第22回FCWフォーラムが「変化の中で力強く生きる:AI、レジリエンス、イノベーション」をテーマに開催されました(UAE側は対面、日本側はオンライン)。本フォーラムには、FCW理事会議長のマイサ・アルシャムシ国務大臣、JCCP安藤専務理事(現地参加)、ファティマ・アル・ヌアイミADNOC Gas CEOを始め、両国の官民関係者や次世代リーダーが参加し、変化の激しい時代におけるAIの活用と人間性との調和及び未来を見据えた女性リーダーシップのあり方について議論し、メッセージが発信されました。
ファティマ・アル・ヌアイミADNOC Gas CEOは、自ら変化を創り出す重要性を訴え、2030年までにADNOCの技術職女性比率を倍増させるとしました。

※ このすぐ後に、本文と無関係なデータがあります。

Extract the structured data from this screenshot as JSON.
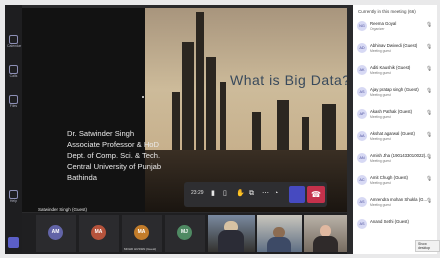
{
  "rail": {
    "items": [
      {
        "label": "Calendar",
        "icon": "calendar-icon"
      },
      {
        "label": "Calls",
        "icon": "phone-icon"
      },
      {
        "label": "Files",
        "icon": "files-icon"
      },
      {
        "label": "Apps",
        "icon": "apps-icon"
      },
      {
        "label": "Help",
        "icon": "help-icon"
      }
    ]
  },
  "slide": {
    "title_part1": "What is Big",
    "title_part2": "Data?",
    "presenter_lines": [
      "Dr. Satwinder Singh",
      "Associate Professor & HoD",
      "Dept. of Comp. Sci. & Tech.",
      "Central University of Punjab",
      "Bathinda"
    ],
    "speaker_caption": "Satwinder Singh (Guest)"
  },
  "controls": {
    "timer": "23:29",
    "colors": {
      "camera": "#464ac0",
      "leave": "#c4314b"
    }
  },
  "strip": {
    "tiles": [
      {
        "initials": "AM",
        "name": "",
        "color": "#6264a7"
      },
      {
        "initials": "MA",
        "name": "",
        "color": "#b5533c"
      },
      {
        "initials": "MA",
        "name": "MOHD HUSSIN (Guest)",
        "color": "#c27c2a"
      },
      {
        "initials": "MJ",
        "name": "",
        "color": "#4f8a63"
      }
    ]
  },
  "roster": {
    "header": "Currently in this meeting (66)",
    "items": [
      {
        "initials": "NG",
        "name": "Reema Goyal",
        "role": "Organizer"
      },
      {
        "initials": "AD",
        "name": "Abhinav Dwivedi (Guest)",
        "role": "Meeting guest"
      },
      {
        "initials": "AK",
        "name": "Aditi Kaushik (Guest)",
        "role": "Meeting guest"
      },
      {
        "initials": "AS",
        "name": "Ajay pratap singh (Guest)",
        "role": "Meeting guest"
      },
      {
        "initials": "AP",
        "name": "Akash Pathak (Guest)",
        "role": "Meeting guest"
      },
      {
        "initials": "AA",
        "name": "Akshat agarwal (Guest)",
        "role": "Meeting guest"
      },
      {
        "initials": "AN",
        "name": "Amish Jha (1901433010022)...",
        "role": "Meeting guest"
      },
      {
        "initials": "AC",
        "name": "Amit Chugh (Guest)",
        "role": "Meeting guest"
      },
      {
        "initials": "AS",
        "name": "Amrendra mohan Shukla (G...",
        "role": "Meeting guest"
      },
      {
        "initials": "AS",
        "name": "Anand Sethi (Guest)",
        "role": ""
      }
    ],
    "tooltip": "Show desktop"
  }
}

AI時代でも、激動の時代に必要な「判断力」「共感」「リーダーシップ」といった人間力は不可欠で、今後も日本との連携を深めたいと述べました。
パネルディスカッションは、「AIと人間の強み:人を置き去りにしないイノベーション」をテーマに行われました。

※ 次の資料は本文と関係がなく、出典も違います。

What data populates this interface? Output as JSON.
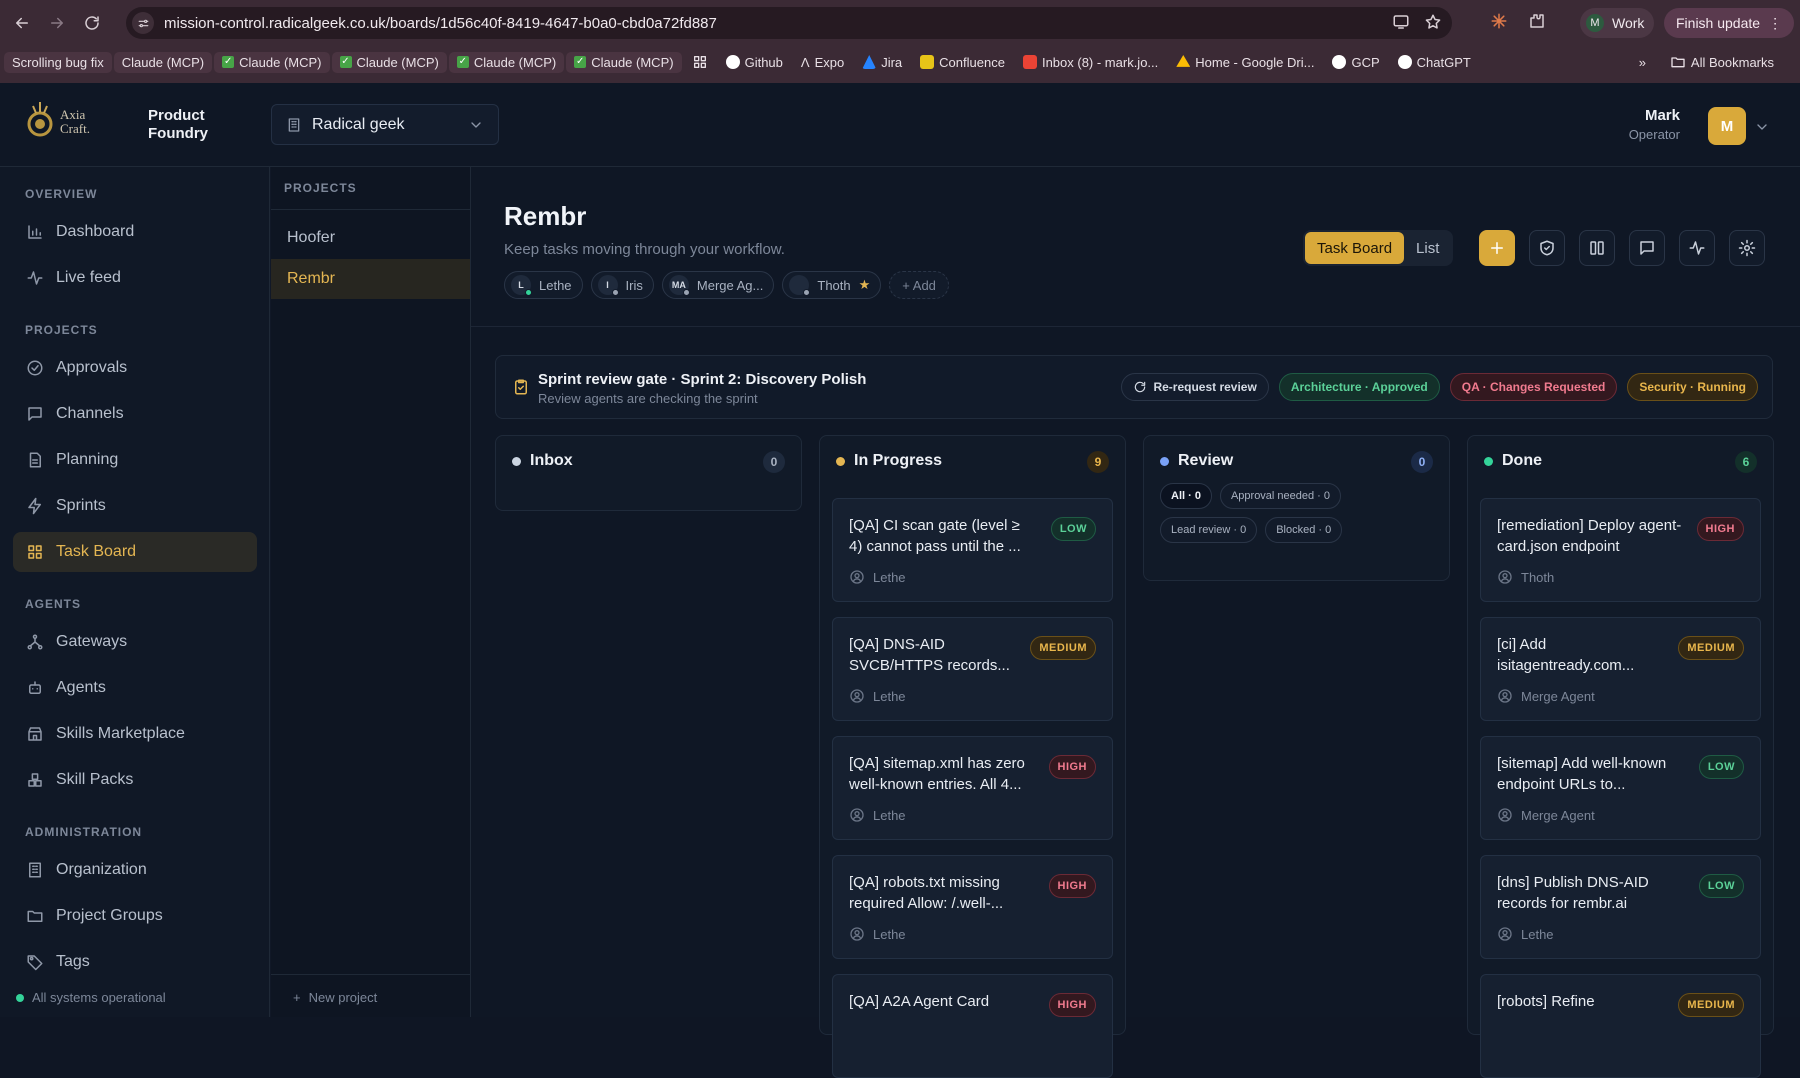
{
  "browser": {
    "url": "mission-control.radicalgeek.co.uk/boards/1d56c40f-8419-4647-b0a0-cbd0a72fd887",
    "profile_initial": "M",
    "profile_label": "Work",
    "finish_update": "Finish update",
    "bookmarks": [
      {
        "label": "Scrolling bug fix"
      },
      {
        "label": "Claude (MCP)"
      },
      {
        "label": "Claude (MCP)"
      },
      {
        "label": "Claude (MCP)"
      },
      {
        "label": "Claude (MCP)"
      },
      {
        "label": "Claude (MCP)"
      },
      {
        "label": "Github"
      },
      {
        "label": "Expo"
      },
      {
        "label": "Jira"
      },
      {
        "label": "Confluence"
      },
      {
        "label": "Inbox (8) - mark.jo..."
      },
      {
        "label": "Home - Google Dri..."
      },
      {
        "label": "GCP"
      },
      {
        "label": "ChatGPT"
      }
    ],
    "all_bookmarks": "All Bookmarks"
  },
  "header": {
    "logo_line1": "Axia",
    "logo_line2": "Craft.",
    "product": "Product Foundry",
    "org": "Radical geek",
    "user_name": "Mark",
    "user_role": "Operator",
    "user_initial": "M"
  },
  "sidebar": {
    "sections": {
      "overview": "OVERVIEW",
      "projects": "PROJECTS",
      "agents": "AGENTS",
      "administration": "ADMINISTRATION"
    },
    "items": {
      "dashboard": "Dashboard",
      "live_feed": "Live feed",
      "approvals": "Approvals",
      "channels": "Channels",
      "planning": "Planning",
      "sprints": "Sprints",
      "task_board": "Task Board",
      "gateways": "Gateways",
      "agents": "Agents",
      "skills_marketplace": "Skills Marketplace",
      "skill_packs": "Skill Packs",
      "organization": "Organization",
      "project_groups": "Project Groups",
      "tags": "Tags"
    },
    "status": "All systems operational"
  },
  "projects_panel": {
    "title": "PROJECTS",
    "items": [
      "Hoofer",
      "Rembr"
    ],
    "new_project": "New project"
  },
  "board": {
    "title": "Rembr",
    "subtitle": "Keep tasks moving through your workflow.",
    "agents": [
      {
        "initials": "L",
        "name": "Lethe"
      },
      {
        "initials": "I",
        "name": "Iris"
      },
      {
        "initials": "MA",
        "name": "Merge Ag..."
      },
      {
        "initials": "",
        "name": "Thoth"
      }
    ],
    "add_agent": "+ Add",
    "views": {
      "board": "Task Board",
      "list": "List"
    }
  },
  "gate": {
    "title": "Sprint review gate · Sprint 2: Discovery Polish",
    "subtitle": "Review agents are checking the sprint",
    "rerequest": "Re-request review",
    "architecture": "Architecture · Approved",
    "qa": "QA · Changes Requested",
    "security": "Security · Running"
  },
  "columns": {
    "inbox": {
      "title": "Inbox",
      "count": "0",
      "color": "#cbd5e1"
    },
    "in_progress": {
      "title": "In Progress",
      "count": "9",
      "color": "#e4b652",
      "cards": [
        {
          "title": "[QA] CI scan gate (level ≥ 4) cannot pass until the ...",
          "priority": "LOW",
          "assignee": "Lethe"
        },
        {
          "title": "[QA] DNS-AID SVCB/HTTPS records...",
          "priority": "MEDIUM",
          "assignee": "Lethe"
        },
        {
          "title": "[QA] sitemap.xml has zero well-known entries. All 4...",
          "priority": "HIGH",
          "assignee": "Lethe"
        },
        {
          "title": "[QA] robots.txt missing required Allow: /.well-...",
          "priority": "HIGH",
          "assignee": "Lethe"
        },
        {
          "title": "[QA] A2A Agent Card",
          "priority": "HIGH",
          "assignee": ""
        }
      ]
    },
    "review": {
      "title": "Review",
      "count": "0",
      "color": "#7aa2f7",
      "filters": {
        "all": "All · 0",
        "approval": "Approval needed · 0",
        "lead": "Lead review · 0",
        "blocked": "Blocked · 0"
      }
    },
    "done": {
      "title": "Done",
      "count": "6",
      "color": "#34d399",
      "cards": [
        {
          "title": "[remediation] Deploy agent-card.json endpoint",
          "priority": "HIGH",
          "assignee": "Thoth"
        },
        {
          "title": "[ci] Add isitagentready.com...",
          "priority": "MEDIUM",
          "assignee": "Merge Agent"
        },
        {
          "title": "[sitemap] Add well-known endpoint URLs to...",
          "priority": "LOW",
          "assignee": "Merge Agent"
        },
        {
          "title": "[dns] Publish DNS-AID records for rembr.ai",
          "priority": "LOW",
          "assignee": "Lethe"
        },
        {
          "title": "[robots] Refine",
          "priority": "MEDIUM",
          "assignee": ""
        }
      ]
    }
  }
}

日本側パネリストとして、昨年に続き登壇いただいた亀田綾子(株)大林組執行役員グリーンエネルギー本部長は、AIの進化により建設・エネルギー分野での視覚化や意思決定への集中に革新がもたらされる一方、人に触れるぬくもりや素晴らしい建築に感動するような人間ならではの「五感体験」の価値は決して代替されないと見解を述べました。
初期の日本側企画執行委員の千代田化工建設(株)所田綾子様は、イノベーションは単なるシステム導入ではなく「人間中心」であるべきで、テクノロジーの定着には初期段階から従業員と対話し、変化の「パーパス」を明確に伝えるチェンジ・マネジメントが不可欠と述べました。
また、UAE及び日本の参加者が3グループに分かれ、事前に行われたオンライン協働によるワークショップの成果を発表しました。AI時代における変革のリード、女性のウェルビーイング、未来型組織をテーマに、日本の先進事例やADNOCの取組を相互に応用する具体案が提示され、次世代リーダーとして未来を切り拓くための多くの気付きが共有される大変有意義なセッションとなりました。